Texas Instruments radarsΒΆ

Since we used these radars for data capturing and analysis, we need to give necessary information on how to use these radars with PyRAPID.

There are many versions of the inegrated radars by TI, which are supporing different features. Some of them, like AWR1443 and AWR1642, have on-chip processors enabling users to implement an embedded radar system. However, it is not useful for the system development stage since it requires to determine the memory allocation strategies and know DSP architectures, which take time to understand them. And if one knows them, it is only useful for working with TI radars and it is a headache to move to another radar. Nevertheless, there are many demos available by TI either developed fully on the chip or partially on the chip and PC (see here).
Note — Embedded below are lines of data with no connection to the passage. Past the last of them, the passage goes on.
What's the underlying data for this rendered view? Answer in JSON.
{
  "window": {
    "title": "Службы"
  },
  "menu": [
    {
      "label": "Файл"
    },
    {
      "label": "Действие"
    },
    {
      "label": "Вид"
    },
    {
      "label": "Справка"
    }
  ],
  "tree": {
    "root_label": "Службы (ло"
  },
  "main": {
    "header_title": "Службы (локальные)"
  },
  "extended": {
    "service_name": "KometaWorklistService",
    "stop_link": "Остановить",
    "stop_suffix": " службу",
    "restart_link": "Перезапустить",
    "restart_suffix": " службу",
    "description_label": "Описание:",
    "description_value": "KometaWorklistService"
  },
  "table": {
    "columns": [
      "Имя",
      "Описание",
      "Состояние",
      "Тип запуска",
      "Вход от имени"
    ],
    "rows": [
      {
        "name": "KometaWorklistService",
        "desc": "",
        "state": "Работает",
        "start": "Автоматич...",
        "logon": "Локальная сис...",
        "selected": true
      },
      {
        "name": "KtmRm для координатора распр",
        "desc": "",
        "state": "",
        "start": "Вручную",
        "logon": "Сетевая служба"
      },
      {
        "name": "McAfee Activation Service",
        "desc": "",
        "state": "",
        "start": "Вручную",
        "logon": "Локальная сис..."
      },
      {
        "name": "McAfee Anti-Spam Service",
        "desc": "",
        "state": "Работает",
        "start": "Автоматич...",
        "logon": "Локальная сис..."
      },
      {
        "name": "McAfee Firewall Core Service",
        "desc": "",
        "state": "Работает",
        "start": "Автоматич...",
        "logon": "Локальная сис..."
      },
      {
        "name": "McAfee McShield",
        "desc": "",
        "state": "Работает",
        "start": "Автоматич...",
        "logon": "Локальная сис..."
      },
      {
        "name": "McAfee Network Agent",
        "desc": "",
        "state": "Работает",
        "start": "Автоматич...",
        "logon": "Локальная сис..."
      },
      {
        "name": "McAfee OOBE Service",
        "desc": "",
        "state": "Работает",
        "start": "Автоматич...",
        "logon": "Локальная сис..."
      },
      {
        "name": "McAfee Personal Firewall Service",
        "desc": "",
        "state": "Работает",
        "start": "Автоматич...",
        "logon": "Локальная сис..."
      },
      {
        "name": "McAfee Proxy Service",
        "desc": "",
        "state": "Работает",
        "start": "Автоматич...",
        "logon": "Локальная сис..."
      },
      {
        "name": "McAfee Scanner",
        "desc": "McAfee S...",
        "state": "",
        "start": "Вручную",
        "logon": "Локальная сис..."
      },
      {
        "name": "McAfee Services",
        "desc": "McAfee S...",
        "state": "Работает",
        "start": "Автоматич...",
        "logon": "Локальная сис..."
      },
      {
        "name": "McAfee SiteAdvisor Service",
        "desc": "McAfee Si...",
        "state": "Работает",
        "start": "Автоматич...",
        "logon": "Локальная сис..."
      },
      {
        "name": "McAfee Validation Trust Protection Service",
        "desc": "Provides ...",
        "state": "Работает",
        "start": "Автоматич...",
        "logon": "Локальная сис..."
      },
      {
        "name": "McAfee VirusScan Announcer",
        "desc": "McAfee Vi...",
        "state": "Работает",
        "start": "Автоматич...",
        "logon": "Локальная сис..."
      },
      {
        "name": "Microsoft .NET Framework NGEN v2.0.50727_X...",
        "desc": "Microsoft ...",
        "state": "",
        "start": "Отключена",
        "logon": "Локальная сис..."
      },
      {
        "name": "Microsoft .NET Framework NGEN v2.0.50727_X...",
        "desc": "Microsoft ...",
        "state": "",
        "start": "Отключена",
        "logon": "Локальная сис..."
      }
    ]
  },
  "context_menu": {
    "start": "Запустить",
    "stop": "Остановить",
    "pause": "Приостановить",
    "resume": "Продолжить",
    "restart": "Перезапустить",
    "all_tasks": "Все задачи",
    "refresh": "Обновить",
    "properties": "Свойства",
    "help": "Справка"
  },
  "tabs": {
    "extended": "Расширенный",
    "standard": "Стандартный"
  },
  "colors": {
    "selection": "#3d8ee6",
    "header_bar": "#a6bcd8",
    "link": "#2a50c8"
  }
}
In contrast, PyRAPID provides a fast and efficient algorithm implementation just using Python. The following figure shows connections for capture raw radar data from Gigabit Ethernet. See examples in Code Examples for PyRAPID for dumping raw radar data into a binary file.

figs/TI_connection.jpg

The user application determines FMCW configuration parameters. Important parameters are (see definitions in Chirp programming):

  • Frequency slope

  • chirp ramp end time

  • idle time

  • Sampling rate

  • Number of ADC samples in a chirp

  • ADC start time

  • Frame period

  • Number of chirps in a frame per Tx channel

Define Profile, Chirp, and Frame configurations for the application using classes in Defining TI FMCW parameters in order to get valid values of range/Doppler or velocity/angle for that configuration.

Note

Currently, in order to capture the data directly from Ethernet, you must run and configure the radar via mmwave studio software, and before connecting to DCA1000 board, PyRAPID should connect to the ethernet. Then, you can trigger the frame (see Code Examples for PyRAPID).